Hacker Sting

Recently I decided to join the Association of Computing Machinery. This happened because I found out my company would pay for it. Right now I am waiting for my membership. It will give me a subscription to their ACM magazine. I will also get access to some technical references online. I though I would talk about a story from the Communications of the ACM. This story is over 20 years old. But the topic is one that I think is still of interest today.

A hacker tried to attack the computer system in a lab. The lab decided to let him think he had broken in. They further decided to use this individual to study how hackers operate. They tracked his activities for about a year. This individual used their lab computer to try to reach other systems. He mainly targeted military and defense systems. They thought he might be doing this for espionage purposes.

Over the year, the hacker attempted to attack over 450 computer systems. He did not use any new approaches. He only used techniques that were found elsewhere, like known security holes. They first detected his attack on their systems when they found a new account that was created. He seemed to search their e-mail to find signs that he had been detected. The hacker used X.25 ports to get in. He tried guessing passwords of accounts.

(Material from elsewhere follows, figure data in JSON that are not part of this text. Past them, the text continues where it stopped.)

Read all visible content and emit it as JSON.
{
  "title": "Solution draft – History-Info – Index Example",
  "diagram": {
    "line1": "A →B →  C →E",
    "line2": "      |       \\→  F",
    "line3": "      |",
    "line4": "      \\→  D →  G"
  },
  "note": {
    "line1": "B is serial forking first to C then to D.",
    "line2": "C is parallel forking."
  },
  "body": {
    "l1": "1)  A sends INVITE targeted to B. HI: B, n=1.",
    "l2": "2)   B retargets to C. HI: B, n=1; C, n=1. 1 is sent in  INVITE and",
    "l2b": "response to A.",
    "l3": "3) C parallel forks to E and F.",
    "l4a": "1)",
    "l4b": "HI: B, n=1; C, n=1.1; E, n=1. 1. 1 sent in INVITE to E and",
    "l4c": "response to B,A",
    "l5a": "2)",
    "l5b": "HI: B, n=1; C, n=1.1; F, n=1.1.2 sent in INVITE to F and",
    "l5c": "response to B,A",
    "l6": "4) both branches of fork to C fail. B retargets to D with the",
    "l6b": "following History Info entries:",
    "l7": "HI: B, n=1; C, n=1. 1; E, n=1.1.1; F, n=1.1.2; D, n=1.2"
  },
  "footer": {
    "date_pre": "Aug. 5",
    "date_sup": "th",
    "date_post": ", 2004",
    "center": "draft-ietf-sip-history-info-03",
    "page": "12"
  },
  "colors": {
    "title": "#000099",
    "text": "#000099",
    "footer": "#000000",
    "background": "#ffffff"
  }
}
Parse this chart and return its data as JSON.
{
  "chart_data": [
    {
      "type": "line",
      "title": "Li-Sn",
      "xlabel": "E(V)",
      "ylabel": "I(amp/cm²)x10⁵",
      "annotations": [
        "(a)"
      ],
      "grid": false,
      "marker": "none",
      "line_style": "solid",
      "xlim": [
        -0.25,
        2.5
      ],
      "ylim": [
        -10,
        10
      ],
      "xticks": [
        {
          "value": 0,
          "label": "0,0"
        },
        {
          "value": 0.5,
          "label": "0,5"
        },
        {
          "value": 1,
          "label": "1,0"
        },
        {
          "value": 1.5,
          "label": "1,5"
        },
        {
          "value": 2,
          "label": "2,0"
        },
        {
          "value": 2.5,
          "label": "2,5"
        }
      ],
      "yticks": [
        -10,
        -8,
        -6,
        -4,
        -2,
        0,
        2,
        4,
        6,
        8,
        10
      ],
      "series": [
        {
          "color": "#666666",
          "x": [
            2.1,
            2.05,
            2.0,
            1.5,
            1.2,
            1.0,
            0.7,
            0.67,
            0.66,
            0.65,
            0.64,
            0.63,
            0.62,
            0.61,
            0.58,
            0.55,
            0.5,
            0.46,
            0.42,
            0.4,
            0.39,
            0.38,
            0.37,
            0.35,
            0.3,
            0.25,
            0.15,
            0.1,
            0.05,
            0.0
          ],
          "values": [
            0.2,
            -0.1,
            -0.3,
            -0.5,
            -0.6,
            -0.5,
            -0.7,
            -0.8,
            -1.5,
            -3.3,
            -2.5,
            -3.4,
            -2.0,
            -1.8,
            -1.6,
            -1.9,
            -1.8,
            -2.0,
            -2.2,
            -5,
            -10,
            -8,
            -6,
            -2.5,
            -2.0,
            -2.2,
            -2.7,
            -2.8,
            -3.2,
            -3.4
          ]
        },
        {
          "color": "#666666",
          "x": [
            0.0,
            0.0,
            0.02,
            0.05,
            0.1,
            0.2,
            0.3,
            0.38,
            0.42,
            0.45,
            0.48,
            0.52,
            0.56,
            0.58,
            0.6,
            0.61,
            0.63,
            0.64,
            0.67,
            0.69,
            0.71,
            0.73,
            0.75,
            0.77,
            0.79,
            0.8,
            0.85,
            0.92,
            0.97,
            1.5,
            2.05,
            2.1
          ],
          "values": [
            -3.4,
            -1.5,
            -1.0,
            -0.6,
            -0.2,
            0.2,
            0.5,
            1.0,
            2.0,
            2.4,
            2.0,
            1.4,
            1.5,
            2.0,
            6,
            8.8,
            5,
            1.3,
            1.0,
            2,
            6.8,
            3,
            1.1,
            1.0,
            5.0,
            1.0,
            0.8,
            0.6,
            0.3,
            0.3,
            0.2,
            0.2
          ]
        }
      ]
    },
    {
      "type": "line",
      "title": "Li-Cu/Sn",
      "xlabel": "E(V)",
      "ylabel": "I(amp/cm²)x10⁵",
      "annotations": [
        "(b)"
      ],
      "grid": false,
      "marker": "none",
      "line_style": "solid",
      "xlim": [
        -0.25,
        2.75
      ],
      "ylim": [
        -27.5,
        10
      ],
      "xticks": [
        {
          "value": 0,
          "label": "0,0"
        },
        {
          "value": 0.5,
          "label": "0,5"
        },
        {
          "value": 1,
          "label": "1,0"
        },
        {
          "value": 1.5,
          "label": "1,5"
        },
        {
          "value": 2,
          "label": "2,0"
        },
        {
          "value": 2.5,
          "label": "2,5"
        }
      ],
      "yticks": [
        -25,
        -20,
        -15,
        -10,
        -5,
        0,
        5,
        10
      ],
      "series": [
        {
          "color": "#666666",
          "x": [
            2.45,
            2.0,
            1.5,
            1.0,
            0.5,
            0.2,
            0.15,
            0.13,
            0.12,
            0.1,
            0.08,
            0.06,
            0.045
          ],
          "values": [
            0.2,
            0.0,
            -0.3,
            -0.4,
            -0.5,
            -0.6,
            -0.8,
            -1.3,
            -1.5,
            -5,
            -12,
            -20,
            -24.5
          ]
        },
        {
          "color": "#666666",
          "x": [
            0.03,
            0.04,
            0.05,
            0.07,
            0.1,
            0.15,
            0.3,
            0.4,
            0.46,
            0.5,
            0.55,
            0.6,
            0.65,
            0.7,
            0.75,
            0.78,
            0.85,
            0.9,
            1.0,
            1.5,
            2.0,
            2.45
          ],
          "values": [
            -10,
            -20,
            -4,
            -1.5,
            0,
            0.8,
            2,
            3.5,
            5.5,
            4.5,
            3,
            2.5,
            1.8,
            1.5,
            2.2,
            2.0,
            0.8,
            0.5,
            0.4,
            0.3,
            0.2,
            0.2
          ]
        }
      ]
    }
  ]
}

The intruder was evasive. He only stayed connected for a couple minutes at a time. He also disconnected when he noticed that a system manager was online. He was traced when the researchers at the lab set up a sting. They created some bogus files of interest. It caused the hacker to stay connected longer reading them. The hacker also sent in some snail mail correspondence based on what he read in the bogus files.

This hacker relied on some common account names being present in most systems like root, guest, and system. He also used utilities such as who or finger to find the user names of people logged on. Many people store all kinds of passwords in plain text files. This guy was also able to crack encrypted passwords. It did not help that many people chose passwords that could be found in a dictionary.

There is a lot more to this story. I plan to access the original story in the archives when I become a member of the ACM. Come to think of it, I tried to apply for membership quite some time ago. I have not heard from them since. Maybe it is time to call them up.